The Trimo daemon manages the full container lifecycle: pulling images, creating containers, mounting repos, passing credentials securely, collecting output, and cleaning up when runs complete. You interact with the dashboard; the daemon handles the infrastructure.
Comparison
| Feature | Manual Docker | Docker Sandboxes | Trimo |
|---|---|---|---|
| Isolation | Container | MicroVM | Container |
| One-command setup | No | Yes | Yes |
| Real-time monitoring | No | No | Yes |
| Parallel execution | Manual | Manual | Built-in |
| Git auto-commit/push | No | No | Yes |
| Pipeline continuity | No | No | Yes |
| Dashboard | No | No | Yes |
| Cost | Free | Free | Free tier |
All three approaches provide isolation for autonomous Claude Code execution. Manual Docker and Trimo use container-level isolation. Docker Sandboxes uses microVM-level isolation with private Docker daemons. The differences beyond isolation are in what happens around it: how you set up the environment, how you monitor runs, how you manage git, and how you iterate on the agent's output.
For more on how Trimo and Claude Code complement each other, see our detailed comparison. For a broader look at what autonomous coding agents are good at and where they fall short, see our guide on when to use them.
Frequently asked questions
Is it safe to run Claude Code autonomously?
Yes, with Docker isolation. Docker containers provide kernel-level filesystem, network, and process boundaries. Claude Code running inside a container can only access the files and network you explicitly mount or expose. It cannot reach your host filesystem, credentials, or other running processes. This is the same isolation technology used in production cloud platforms. The --dangerously-skip-permissions flag is dangerous on bare metal precisely because it removes the interactive permission prompts — but inside a container, the blast radius is limited to the container itself.
Do I need to pay extra to run Claude Code autonomously?
No. You use your own Claude subscription (Claude Pro, Max, or Enterprise) or an Anthropic API key — all of which include Claude Code access. The orchestration layer — whether manual Docker, Docker Sandboxes, or Trimo — does not charge for tokens or add any markup on API usage. Trimo's free tier covers the orchestration, monitoring, and dashboard features.
Can I run multiple Claude Code agents at once?
Yes. Each autonomous run executes in its own Docker container with its own filesystem, network namespace, and process space. There are no conflicts between agents — no shared ports, no shared node_modules, no shared lock files. With manual Docker or Docker Sandboxes, you manage parallel runs yourself.
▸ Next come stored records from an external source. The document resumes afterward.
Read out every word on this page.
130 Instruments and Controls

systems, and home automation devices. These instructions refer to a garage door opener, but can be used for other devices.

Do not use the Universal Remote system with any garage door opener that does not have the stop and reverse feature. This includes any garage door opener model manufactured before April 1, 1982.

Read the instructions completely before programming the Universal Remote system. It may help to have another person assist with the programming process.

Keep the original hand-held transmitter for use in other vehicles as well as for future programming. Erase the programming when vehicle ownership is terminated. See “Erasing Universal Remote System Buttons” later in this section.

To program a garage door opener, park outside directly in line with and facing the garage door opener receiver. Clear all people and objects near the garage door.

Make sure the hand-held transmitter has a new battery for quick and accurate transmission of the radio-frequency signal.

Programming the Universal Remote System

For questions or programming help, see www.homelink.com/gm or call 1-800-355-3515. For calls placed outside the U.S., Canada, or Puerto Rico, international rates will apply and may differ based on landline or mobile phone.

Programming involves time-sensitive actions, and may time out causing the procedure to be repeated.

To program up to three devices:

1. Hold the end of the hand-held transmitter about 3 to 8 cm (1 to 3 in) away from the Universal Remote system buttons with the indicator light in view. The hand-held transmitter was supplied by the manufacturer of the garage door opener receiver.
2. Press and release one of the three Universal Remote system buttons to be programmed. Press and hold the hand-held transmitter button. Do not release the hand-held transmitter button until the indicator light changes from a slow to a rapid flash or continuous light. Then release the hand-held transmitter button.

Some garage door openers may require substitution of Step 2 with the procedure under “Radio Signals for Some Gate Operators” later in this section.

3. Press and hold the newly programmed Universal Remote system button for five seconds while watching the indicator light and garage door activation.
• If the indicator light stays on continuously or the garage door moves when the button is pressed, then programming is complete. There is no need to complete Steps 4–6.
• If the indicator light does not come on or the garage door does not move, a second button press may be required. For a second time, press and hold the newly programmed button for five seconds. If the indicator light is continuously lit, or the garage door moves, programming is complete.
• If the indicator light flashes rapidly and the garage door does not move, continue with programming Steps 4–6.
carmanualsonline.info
With Trimo, parallel pipelines are built in — you dispatch multiple runs from the dashboard and each gets its own isolated container and git branch.
What happens if the autonomous agent makes a mistake?
With any Docker-based approach, the mistake is contained within the container. Your host system is unaffected. With Trimo specifically, every change the agent makes is auto-committed to a feature branch. Nothing reaches your main branch without your explicit approval. You review diffs in the dashboard, request changes with follow-up prompts, and merge only when satisfied. If an agent goes completely off track, you stop the run — the branch captures exactly what happened, and you can start a new run with adjusted instructions.
Does autonomous mean the agent works without any input?
Autonomous means unattended execution of a single task. You still write the prompt that defines what the agent should do, review the output when it finishes, and iterate with follow-up instructions if needed. The agent handles the coding work — reading files, writing code, running tests, fixing errors, committing changes — without requiring you to watch or interact during execution. You manage the workflow; the agent does the implementation. Think of it like delegating a well-scoped task to a junior developer: you define the work, they execute it, you review the result.